Remember, this is content creation which is a strikingly “social media” activity. If you find yourself wondering about other channels like TV, OTT Ads, Billboards, and the like – we only use those during campaigns that are custom-built to serve a specific purpose. And yes, they are considered part of a potential marketing mix BUT, sans enormous budgets, they are not sustainable for a long duration, high-frequency content delivery.
Finally, Evaluation.
Every effort either wins, loses, or has a mixture of both. The guaranteed loss is when we refuse to learn from the outcomes of our prior efforts. Wanna be a loser in business and in life? Choose to ignore self-evaluation. Here at C47 Films, we must evaluate, and we do. Ask any successful businessperson and you’ll see that this is absolutely a part of their routine.

The Dual Party: Amplification (A reminder/caution)

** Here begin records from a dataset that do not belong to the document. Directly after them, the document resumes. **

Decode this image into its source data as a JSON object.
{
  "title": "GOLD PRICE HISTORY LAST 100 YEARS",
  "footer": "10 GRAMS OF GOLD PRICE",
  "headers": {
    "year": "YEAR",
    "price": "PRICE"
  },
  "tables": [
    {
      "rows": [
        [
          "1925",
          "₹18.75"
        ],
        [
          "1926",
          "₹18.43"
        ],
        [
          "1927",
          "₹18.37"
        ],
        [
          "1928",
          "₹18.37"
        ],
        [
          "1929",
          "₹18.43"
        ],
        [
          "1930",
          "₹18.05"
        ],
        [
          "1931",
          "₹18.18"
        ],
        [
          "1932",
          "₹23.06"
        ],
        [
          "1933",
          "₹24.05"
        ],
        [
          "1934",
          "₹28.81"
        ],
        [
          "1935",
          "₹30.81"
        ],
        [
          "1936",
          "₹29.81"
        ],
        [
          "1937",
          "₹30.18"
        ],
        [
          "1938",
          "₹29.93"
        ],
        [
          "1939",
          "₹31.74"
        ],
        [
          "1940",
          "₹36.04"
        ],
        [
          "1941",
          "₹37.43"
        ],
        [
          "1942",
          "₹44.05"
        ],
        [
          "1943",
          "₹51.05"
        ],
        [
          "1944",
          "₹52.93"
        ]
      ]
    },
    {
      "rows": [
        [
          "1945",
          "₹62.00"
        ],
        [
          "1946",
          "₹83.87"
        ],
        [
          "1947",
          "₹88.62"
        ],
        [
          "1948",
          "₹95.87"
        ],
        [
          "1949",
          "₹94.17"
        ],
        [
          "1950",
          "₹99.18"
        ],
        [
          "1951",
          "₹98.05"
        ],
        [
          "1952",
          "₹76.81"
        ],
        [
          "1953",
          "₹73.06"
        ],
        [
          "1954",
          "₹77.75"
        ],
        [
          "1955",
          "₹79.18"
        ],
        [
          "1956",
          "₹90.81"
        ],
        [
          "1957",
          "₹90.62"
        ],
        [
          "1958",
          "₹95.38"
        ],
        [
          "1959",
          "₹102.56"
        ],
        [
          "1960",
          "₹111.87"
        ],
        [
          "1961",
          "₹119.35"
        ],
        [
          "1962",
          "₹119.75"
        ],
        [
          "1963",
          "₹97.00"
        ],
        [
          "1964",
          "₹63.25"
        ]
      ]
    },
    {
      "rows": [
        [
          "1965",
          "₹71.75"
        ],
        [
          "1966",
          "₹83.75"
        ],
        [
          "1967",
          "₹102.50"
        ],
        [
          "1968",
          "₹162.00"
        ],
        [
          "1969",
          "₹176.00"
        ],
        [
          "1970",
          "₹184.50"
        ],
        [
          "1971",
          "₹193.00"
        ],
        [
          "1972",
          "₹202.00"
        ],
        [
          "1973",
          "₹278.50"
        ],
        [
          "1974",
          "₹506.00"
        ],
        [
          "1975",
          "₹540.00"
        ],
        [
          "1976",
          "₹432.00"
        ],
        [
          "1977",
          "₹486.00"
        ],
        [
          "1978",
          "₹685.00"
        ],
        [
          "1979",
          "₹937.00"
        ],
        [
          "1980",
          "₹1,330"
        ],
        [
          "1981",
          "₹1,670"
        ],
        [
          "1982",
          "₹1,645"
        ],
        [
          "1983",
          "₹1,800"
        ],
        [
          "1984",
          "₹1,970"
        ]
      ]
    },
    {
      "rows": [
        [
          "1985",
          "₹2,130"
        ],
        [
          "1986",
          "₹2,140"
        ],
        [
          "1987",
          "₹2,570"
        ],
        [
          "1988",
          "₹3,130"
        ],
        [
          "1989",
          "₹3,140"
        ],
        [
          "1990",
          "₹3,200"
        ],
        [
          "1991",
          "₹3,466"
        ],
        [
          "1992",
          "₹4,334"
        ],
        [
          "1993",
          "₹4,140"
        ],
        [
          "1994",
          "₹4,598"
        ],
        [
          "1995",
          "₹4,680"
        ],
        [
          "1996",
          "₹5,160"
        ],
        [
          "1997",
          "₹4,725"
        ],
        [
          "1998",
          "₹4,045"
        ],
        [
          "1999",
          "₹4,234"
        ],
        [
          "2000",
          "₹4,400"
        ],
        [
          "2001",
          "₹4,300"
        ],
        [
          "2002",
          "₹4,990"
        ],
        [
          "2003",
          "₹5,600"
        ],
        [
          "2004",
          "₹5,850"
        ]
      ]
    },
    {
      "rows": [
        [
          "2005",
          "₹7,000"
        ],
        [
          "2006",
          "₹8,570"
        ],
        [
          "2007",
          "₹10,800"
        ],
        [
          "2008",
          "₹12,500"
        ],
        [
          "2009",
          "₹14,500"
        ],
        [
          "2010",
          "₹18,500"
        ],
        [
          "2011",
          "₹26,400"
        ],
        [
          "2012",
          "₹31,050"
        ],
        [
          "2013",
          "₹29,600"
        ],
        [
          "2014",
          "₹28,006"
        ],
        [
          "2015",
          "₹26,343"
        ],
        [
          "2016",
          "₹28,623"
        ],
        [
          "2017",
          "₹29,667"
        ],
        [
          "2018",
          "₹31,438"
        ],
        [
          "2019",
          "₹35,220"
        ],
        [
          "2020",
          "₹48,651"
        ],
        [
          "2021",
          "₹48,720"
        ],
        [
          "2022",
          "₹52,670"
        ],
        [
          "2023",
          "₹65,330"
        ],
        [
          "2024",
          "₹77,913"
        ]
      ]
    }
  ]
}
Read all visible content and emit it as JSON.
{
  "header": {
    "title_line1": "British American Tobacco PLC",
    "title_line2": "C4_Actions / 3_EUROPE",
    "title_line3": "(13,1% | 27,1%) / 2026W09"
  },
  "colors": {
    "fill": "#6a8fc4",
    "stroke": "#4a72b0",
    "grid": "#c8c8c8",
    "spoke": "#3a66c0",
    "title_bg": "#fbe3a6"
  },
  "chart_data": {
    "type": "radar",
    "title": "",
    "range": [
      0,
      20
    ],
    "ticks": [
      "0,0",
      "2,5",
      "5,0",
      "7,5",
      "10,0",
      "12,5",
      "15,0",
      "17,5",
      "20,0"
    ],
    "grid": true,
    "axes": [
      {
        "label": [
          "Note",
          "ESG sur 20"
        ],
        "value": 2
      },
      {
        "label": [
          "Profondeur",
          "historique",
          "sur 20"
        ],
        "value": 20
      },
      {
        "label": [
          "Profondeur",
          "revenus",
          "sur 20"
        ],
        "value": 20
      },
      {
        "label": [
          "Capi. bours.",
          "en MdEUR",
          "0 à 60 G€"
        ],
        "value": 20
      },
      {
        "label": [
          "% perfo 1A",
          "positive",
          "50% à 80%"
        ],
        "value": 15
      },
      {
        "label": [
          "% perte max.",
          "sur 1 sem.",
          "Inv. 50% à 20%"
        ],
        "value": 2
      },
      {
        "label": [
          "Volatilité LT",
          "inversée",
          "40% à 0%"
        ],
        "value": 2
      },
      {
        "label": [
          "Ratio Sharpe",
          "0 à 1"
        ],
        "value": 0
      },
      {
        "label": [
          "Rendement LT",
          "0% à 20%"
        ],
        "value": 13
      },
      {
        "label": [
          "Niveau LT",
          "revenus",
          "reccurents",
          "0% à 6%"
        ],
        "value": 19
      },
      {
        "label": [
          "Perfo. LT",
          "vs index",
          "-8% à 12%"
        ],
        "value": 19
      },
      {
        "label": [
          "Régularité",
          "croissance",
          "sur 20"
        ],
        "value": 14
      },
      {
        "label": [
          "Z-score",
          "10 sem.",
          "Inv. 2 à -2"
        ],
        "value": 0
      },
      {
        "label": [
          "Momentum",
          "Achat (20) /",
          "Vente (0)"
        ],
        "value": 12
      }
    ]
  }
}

When we work with clients, the majority of the clients are expert brands. They are good at something specific – a service or a B2B product delivery of some kind that is niche and special. As such, we demand that they participate in their content creation. We CANNOT do done-for-you marketing services for our ideal client. We are not the expert in their field, we’re experts at AMPLIFYING their expertise. We must have them express their expertise to us so we can craft it into messaging that goes beyond their four walls and into the places where their ideal clients devote attention.
We tried to create content without our clients a few times. We’ve hired researchers to go find content ideas and then we’ve created for our clients in a moment of Done-For-You myopia. While the result got us by for a few weeks it was unsustainable because it was not from the client’s voice and devoid of the nuance they can bring to their version of their expertise. Go talk to two different realtors, or two different estate attorneys, or maybe two different financial planners. You’ll see that while they do the same thing with likely the same promise of similar results for their clients, they have completely different approaches to their work. They are different not by skill, or ability, or know-how or education (though that may be a real difference). From a marketer’s perspective, they are different because they are different humans who will appeal to different subsets of their potential market. They will tell different stories, apply different creativity, and likely see themselves uniquely in ways that create notably different unique selling propositions (USP’s).
It is for that reason that in a dual-party content system, we MUST do this together. Expert has the expertise, the creator/creative AMPLIFIES the Expert. Remember to be careful to honor who the expert is in the equation with demanding they continue to be the expert. Also, remember to honor the amplifier, for they are the expert in amplification.